Let $S=\{0, 1, \infty\} \subset \mathbb{P}^1$ and let $\Omega^1_{\mathbb{P}^1}(\log S)$ be the line bundle of logarithmic differentials along $S$. Consider the form $$ \omega=\frac{dx}{x}+\frac{dx}{x-1} $$ which is an element in $H^0(\mathbb{P}^1, \Omega^1_{\mathbb{P}^1}(\log S))$ with residues $1$, $1$ and $-2$ at $0$, $1$ and $\infty$.
What is the divisor of $\omega$ regarded as (rational) section of $\Omega^1_{\mathbb{P}^1}(\log S)$?

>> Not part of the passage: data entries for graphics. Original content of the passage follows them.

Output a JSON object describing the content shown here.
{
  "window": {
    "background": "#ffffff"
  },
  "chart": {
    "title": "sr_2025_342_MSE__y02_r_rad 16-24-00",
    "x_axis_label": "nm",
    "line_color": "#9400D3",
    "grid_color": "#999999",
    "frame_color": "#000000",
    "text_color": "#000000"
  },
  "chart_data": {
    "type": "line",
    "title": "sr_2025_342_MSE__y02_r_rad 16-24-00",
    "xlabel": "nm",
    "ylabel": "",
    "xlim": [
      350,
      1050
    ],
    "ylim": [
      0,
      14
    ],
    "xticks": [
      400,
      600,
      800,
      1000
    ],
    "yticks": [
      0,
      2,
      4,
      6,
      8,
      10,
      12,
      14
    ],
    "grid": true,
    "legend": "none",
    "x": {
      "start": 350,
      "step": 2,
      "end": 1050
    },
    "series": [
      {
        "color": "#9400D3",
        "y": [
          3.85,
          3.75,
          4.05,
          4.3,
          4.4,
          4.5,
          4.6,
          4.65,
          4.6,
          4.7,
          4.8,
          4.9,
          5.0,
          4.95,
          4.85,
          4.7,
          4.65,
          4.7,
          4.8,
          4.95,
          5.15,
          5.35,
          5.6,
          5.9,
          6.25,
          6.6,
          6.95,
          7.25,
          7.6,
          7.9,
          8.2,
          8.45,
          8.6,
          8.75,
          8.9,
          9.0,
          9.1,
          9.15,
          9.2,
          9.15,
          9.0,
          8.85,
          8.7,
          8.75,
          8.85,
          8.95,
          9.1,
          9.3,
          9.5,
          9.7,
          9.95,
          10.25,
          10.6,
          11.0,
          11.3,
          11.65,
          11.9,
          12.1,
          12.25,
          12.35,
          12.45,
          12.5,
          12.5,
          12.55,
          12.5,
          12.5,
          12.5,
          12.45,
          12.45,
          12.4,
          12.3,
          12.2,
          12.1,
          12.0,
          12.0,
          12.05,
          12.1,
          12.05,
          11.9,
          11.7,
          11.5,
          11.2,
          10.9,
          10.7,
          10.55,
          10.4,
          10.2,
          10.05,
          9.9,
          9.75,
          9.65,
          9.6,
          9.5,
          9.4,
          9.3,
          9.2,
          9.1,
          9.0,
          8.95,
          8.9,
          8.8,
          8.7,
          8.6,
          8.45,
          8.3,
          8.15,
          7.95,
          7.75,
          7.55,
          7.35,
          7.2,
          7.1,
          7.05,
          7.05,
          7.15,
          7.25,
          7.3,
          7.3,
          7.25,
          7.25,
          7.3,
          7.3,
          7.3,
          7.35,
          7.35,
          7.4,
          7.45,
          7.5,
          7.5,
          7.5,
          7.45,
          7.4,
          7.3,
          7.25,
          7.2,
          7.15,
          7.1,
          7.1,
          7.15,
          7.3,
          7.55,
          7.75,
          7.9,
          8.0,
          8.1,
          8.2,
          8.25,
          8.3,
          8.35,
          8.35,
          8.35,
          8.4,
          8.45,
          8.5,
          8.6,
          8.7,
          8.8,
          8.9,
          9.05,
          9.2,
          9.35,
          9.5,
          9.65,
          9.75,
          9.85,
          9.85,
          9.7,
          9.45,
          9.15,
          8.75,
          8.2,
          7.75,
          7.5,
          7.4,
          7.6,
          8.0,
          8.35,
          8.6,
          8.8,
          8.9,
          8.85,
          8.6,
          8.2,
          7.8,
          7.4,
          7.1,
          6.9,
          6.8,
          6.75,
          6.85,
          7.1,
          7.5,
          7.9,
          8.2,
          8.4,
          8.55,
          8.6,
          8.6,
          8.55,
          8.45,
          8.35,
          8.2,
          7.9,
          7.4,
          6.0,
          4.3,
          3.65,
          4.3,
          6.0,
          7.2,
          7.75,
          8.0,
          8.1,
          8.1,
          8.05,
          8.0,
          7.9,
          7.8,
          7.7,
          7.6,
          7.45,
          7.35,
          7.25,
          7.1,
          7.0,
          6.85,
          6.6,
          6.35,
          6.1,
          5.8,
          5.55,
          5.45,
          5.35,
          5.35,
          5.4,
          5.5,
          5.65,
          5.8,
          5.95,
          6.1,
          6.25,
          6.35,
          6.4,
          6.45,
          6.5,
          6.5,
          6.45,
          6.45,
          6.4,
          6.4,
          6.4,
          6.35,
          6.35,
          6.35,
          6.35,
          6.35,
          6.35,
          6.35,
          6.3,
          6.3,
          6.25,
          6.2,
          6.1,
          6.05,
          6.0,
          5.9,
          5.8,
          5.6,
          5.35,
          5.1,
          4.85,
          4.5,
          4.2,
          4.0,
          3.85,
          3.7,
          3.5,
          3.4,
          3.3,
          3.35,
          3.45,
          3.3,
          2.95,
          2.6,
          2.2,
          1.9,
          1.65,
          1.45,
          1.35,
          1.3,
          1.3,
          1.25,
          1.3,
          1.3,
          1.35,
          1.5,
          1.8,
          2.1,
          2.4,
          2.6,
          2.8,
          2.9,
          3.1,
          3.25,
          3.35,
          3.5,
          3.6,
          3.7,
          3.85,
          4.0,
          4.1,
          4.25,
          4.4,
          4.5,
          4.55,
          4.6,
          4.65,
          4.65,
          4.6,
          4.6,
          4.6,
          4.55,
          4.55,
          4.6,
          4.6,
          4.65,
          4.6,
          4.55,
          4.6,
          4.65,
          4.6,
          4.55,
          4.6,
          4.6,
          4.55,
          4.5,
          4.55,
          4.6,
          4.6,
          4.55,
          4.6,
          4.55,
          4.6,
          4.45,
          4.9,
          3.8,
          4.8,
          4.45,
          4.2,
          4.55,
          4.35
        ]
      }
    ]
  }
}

Writing $$ \omega=\frac{2x-1}{x(x-1)}dx, $$ I would simply say that $$ \mathrm{div}(\omega)=[1/2], $$ since $x=1/2$ is the point where the numerator has a simple zero. But I am a bit confused about the difference between considering $\omega$ as a rational section of $\Omega^1_{\mathbb{P}^1}$ or $\Omega^1_{\mathbb{P}^1}(\log S)$.
Is it OK that $\mathrm{div}(\omega)$ has degree 1? Am I just computing the Chern class of $\Omega^1_{\mathbb{P}^1}(\log S)$?
Can someone help?
The degree of $\Omega^1(\log S)$ is equal to $\deg \Omega^1 + \deg S = - 2 + 3 = 1,$ and so it is natural that $\div(\omega)$ has degree $1$ when thought of as a section of $\Omega^1(\log S)$.
In particular, your computation looks fine to me.